Chromosome abnormalities due to maternal translocations not detected with routine amniocentesis

Abstract

Individuals carrying balanced translocations may have offspringwith unbalanced karyotypes. This may result in symptoms ranging from mild to severe mental retardation with multiple congenital defects depending, on the chromosomes involved. We are reporting two very interesting chromosomal abnormalities detected postnatally, after the infants were referred for genetic evaluation. Both mothers had amniocentesis: the first because of abnormalities detected on ultrasound and the second because of a previous child with anomalies and because of advanced maternal age. The first was interpreted as showing a balanced translocation and the second as normal.

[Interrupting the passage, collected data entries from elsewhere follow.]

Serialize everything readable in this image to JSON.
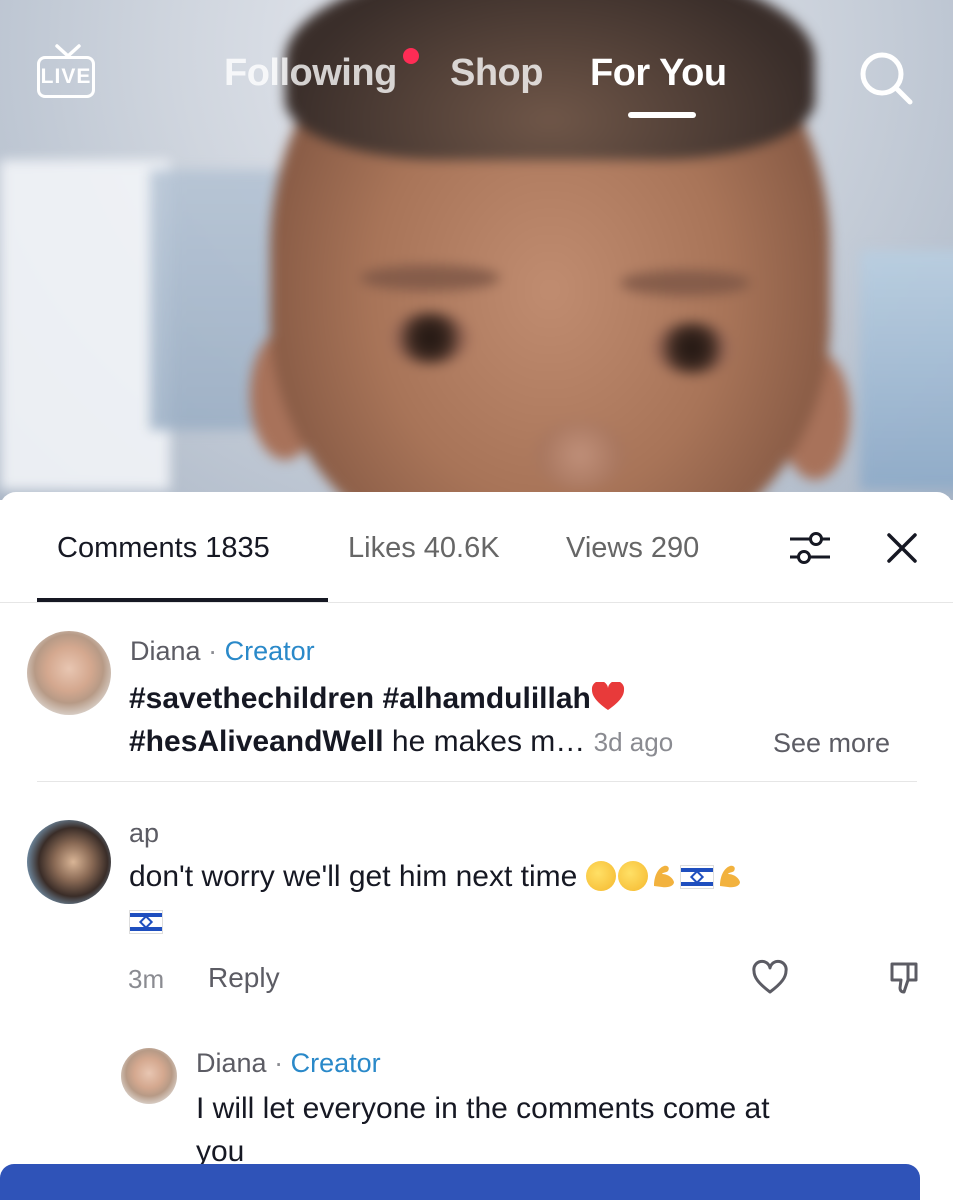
{
  "top_nav": {
    "live_label": "LIVE",
    "tabs": [
      {
        "label": "Following",
        "has_notification_dot": true
      },
      {
        "label": "Shop"
      },
      {
        "label": "For You",
        "active": true
      }
    ],
    "search_icon": "search-icon"
  },
  "comments_sheet": {
    "tabs": {
      "comments": "Comments 1835",
      "likes": "Likes 40.6K",
      "views": "Views 290"
    },
    "filter_icon": "sliders-icon",
    "close_icon": "close-icon",
    "pinned_comment": {
      "author": "Diana",
      "separator": "·",
      "badge": "Creator",
      "line1": "#savethechildren #alhamdulillah",
      "line2_tag": "#hesAliveandWell",
      "line2_text": " he makes m…",
      "time": "3d ago",
      "see_more": "See more"
    },
    "comment": {
      "author": "ap",
      "text": "don't worry we'll get him next time ",
      "time": "3m",
      "reply_label": "Reply"
    },
    "reply": {
      "author": "Diana",
      "separator": "·",
      "badge": "Creator",
      "line1": "I will let everyone in the comments come at",
      "line2": "you"
    }
  },
  "colors": {
    "accent_red": "#fe2c55",
    "creator_blue": "#2a89c9",
    "banner_blue": "#2f53b8"
  }
}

The first case involves a child whose mother carried a 3 way reciprocal translocation. The child inherited 2 of the 3 maternal derivatives resulting in an unbalanced chromosome complement, which in turn created multiple congenital anomalies that were incompatible with life. The second child's mother had a reciprocal translocation involving chromosomes 19 and 21. The child inherited an abnormal chromosome 21, a derivative secondary to the maternal translocation. This abnormality resulted in both a deletion of a part of the long arm of chromosome 21 and a duplication of a portion of the long arm of chromosome 19. Reevaluation of the chromosome analysis obtained by amniocentesis from the first pregnancy in which the child had a diaphragmatic hernia showed the same chromosome abnormality. Both abnormalities were identified postnatally with the use of FISH. This case illustrates the importance of careful genetics follow up of infants with anomalies.